A novel wormhole-like mesoporous hybrid MnCoOx catalyst for improved ethanol catalytic oxidation

Abstract

A series of wormhole-like mesoporous hybrid MnCoOx catalysts have been successfully prepared using a soft template combining the sol-gel method. The physical and chemical properties of these mesostructured materials are systematically characterized using XRD, BET, Raman, XPS, HRTEM, H2-TPR and O2-TPD and compared with pure MnOx and Co3O4. Their catalytic performances for ethanol oxidation are investigated and carried out on a fixed-bed reactor. It is found that the molar ratio of transition metal precursors has a remarkable influence on the nanoparticle morphology, open-framework structure dispersion, surface element distribution, and redox property.

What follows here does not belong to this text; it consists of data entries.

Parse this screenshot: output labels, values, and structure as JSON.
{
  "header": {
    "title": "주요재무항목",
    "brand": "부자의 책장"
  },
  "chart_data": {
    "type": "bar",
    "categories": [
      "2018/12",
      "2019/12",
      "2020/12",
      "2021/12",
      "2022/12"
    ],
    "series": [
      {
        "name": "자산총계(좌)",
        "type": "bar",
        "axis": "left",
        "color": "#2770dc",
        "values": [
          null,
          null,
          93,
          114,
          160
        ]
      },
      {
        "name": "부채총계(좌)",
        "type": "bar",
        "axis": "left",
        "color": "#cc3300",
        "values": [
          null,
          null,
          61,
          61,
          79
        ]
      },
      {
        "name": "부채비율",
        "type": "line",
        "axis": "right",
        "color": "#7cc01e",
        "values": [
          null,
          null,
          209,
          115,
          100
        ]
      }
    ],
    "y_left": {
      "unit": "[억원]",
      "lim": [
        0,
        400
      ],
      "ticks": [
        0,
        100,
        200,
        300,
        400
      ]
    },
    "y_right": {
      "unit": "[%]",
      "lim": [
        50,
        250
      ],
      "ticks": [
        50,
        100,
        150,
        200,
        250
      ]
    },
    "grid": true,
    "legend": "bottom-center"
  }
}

Among the MnCoOx catalysts, Mn1Co1 catalyst composed by uniform worm-like nanoparticles shows the highest BET surface area (208 m2/g), most surface proportion of Co3+ and Mn4+ (18.7%), lowest reducibility potential and best catalytic activity (T50 = 80 °C) as well as an excellent CO2 selectivity (S170 = 100%) with a GHSV of 60,000 mL·(g·h)−1. Based on the structure-function analysis of catalysts, it is deduced that the synergistic effect between Mn and Co in MnxCo1−xOy solid solution and proton scavenger addition in preparation can improve the mesostructured, active sites distribution and catalytic performance. Consequently, it can be expected that the mesoporous hybrid MnCoOx catalysts are promising materials for catalytic removal of VOCs, and the related results in this research would also provide some new insights into the porous composite material design and application exploration for ethanol catalytic oxidation.